Тем временем Эдик подошел к сейфу, достал оттуда и аккуратно расстелил салфетку, на неё поставил бутылку виски, тарелку с какой-то закуской, наполнил большую граненую рюмку, - Алмас, увидев это, аж крякнул от удовольствия. Щелки его узких глаз расширились, по-кошачьи блеснули зеленым огнем, -  Ну, давай, ну, бухни в рабочее время! Я тебе, б@дь, покажу, как родину любить…
В этот момент раздался звонок телефона. Эдик, чертыхаясь, перелил содержимое рюмки снова в бутылку, сгреб салфетку и тарелку в сейф и бросился почти бегом из кабинета в приемную.
- Эдуард Михайлович здесь. Пригласить? – в селекторе голос Эльвиры был подчеркнуто беспристрастен и все же в нем слышались нотки скрытого торжества.
- Нет. Пусть подождет. Сначала Зинаида Петровна.
Главный бухгалтер Фонда Зинаида Петровна Романенко всегда внимательно следила за своей внешностью и прикладывала немало сил и средств оставаться «женщиной около пятидесяти». Вот и сегодня на ней была новая яркая блузка модной расцветки, волосы были аккуратно уложены у престижного стилиста «небрежной» волной. Она была окутана волнующими запахами дорогих парфюмов и бутиков. В организации у неё было особое место. С ней заискивали, старались дружить или, в крайнем случае, поддерживать хорошие отношения (кто же кусает дающую руку?). Но тут же за глаза сплетничали, дескать, подписывает очень сомнительные многомиллионные бумаги, и служит шефу этаким зицпредседателем. Особо ехидные прозвали Зинаиду Петровну «Наши 300 Фунтов», тем самым одновременно неделикатно намекая на полноту последней и всем известного персонажа романа «Золотой теленок» Фунта.

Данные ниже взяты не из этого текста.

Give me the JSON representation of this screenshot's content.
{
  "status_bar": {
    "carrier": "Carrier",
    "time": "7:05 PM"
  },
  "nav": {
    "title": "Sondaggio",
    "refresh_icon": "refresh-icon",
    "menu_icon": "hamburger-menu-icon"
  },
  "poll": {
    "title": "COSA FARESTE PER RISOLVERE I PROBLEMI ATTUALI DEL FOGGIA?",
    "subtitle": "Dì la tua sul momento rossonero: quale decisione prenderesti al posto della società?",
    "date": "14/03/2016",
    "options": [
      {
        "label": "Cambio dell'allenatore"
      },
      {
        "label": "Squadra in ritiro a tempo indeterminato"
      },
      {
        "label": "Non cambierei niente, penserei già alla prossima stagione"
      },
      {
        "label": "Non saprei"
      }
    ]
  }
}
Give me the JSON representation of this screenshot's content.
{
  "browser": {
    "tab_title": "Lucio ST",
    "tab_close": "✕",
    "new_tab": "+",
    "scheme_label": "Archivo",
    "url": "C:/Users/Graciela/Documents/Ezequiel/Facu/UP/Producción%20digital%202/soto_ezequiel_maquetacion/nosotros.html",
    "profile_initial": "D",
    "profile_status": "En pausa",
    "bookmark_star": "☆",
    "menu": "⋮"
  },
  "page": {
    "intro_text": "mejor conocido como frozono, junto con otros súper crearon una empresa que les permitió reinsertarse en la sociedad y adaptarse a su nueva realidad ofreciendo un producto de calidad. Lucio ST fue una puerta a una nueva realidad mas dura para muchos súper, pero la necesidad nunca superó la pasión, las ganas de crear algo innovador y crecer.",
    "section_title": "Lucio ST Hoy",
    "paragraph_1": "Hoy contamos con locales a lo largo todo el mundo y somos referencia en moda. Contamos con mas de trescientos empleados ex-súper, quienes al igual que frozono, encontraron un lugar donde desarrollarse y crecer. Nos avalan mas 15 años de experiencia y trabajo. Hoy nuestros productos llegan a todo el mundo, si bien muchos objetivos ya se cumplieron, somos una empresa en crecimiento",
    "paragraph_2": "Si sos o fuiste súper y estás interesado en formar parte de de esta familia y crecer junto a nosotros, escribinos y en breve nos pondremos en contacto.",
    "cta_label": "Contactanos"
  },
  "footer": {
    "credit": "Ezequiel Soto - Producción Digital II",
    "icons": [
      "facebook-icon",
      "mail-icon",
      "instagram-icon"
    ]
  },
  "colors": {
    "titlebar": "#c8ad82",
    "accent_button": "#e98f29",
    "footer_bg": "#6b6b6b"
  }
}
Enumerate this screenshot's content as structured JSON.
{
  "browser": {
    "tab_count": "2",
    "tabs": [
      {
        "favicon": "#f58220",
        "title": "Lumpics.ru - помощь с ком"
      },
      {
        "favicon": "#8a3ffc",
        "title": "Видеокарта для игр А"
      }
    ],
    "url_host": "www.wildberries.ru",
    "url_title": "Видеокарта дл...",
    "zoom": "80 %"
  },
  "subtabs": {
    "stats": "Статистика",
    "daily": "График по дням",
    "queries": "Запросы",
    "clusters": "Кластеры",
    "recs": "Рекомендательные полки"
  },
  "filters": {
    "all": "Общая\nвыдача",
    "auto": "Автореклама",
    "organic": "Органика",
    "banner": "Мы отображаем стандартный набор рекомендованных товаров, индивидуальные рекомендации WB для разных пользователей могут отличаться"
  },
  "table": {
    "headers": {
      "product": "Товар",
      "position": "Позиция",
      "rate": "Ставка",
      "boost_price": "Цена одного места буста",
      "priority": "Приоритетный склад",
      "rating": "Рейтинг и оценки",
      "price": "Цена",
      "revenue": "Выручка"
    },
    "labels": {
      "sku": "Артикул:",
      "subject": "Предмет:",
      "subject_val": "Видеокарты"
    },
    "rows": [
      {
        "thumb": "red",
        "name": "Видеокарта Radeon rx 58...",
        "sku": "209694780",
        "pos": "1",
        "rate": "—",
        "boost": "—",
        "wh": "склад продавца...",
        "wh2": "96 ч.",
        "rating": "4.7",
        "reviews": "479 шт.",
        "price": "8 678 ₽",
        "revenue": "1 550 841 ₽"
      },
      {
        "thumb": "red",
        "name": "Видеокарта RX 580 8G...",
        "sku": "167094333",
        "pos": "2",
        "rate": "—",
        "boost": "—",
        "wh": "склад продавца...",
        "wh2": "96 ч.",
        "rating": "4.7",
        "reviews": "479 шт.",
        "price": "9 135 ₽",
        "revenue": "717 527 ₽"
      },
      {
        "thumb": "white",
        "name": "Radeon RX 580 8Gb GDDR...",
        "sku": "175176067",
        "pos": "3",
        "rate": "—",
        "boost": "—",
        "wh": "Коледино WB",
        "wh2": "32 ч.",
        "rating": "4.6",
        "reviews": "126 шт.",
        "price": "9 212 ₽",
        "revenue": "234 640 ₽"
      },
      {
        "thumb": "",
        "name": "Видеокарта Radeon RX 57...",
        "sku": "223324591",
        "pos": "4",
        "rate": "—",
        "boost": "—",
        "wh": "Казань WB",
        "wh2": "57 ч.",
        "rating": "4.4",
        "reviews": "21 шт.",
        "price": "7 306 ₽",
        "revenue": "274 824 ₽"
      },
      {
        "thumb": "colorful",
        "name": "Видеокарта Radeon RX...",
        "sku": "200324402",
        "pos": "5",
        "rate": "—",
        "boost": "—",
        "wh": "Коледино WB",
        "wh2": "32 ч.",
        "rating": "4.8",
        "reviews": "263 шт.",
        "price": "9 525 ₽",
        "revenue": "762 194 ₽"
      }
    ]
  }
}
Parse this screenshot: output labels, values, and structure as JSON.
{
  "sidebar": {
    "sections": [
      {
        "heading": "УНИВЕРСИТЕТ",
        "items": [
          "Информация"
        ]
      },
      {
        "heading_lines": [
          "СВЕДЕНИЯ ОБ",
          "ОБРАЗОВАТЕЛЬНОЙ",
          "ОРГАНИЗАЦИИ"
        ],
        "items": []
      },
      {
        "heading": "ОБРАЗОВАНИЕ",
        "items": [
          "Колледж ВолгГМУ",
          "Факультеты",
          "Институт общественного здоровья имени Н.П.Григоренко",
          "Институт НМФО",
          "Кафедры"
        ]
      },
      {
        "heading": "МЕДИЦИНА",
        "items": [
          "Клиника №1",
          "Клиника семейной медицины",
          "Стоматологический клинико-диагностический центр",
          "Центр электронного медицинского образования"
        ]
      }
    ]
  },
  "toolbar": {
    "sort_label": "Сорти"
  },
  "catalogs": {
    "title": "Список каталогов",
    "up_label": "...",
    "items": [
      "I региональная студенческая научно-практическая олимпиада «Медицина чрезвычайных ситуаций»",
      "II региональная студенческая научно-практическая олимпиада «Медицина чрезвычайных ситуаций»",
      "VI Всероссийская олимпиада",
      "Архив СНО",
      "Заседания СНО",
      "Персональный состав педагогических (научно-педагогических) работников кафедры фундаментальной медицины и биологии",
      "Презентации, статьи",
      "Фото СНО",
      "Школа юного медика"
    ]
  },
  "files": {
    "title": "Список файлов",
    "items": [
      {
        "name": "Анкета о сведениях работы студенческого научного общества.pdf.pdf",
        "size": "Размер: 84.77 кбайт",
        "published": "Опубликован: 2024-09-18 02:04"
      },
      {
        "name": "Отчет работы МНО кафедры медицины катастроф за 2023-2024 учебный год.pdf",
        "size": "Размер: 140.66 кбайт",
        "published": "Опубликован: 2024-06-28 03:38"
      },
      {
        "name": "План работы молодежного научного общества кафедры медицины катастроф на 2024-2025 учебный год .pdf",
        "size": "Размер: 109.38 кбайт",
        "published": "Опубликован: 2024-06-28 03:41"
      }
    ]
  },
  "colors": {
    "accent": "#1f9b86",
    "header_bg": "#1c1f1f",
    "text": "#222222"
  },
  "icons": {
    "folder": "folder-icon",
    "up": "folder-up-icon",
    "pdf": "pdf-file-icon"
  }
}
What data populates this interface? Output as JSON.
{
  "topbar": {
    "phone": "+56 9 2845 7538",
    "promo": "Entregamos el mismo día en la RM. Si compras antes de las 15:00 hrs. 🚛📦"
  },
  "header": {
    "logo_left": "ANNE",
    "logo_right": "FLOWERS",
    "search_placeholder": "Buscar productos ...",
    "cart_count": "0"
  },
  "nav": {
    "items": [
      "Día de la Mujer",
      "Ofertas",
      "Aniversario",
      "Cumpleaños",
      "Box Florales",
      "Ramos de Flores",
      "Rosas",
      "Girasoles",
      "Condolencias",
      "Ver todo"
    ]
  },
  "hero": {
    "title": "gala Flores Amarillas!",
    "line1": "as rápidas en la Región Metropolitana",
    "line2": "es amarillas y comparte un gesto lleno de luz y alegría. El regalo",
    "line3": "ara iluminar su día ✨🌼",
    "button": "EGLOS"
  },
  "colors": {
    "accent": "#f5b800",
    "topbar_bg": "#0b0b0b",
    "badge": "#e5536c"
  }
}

Алмас чуть заметным кивком указал на гостевое кресло и сразу же начал с претензий.
- Юбилейные торжества уже в разгаре, а мы до сих пор не утвердили смету. Зинаида Петровна, когда будет готов документ?
- Вот он. Извините за небольшую задержку. Здесь все включено начиная от праздничного банкета и кончая сувенирной продукцией. Отдельной строкой – издание брошюры…
- Книги, - поправил Алмас.
- Ну да, учитываю выделенную сумму, правильнее сказать книги, - не без сарказма согласилась Зинаида.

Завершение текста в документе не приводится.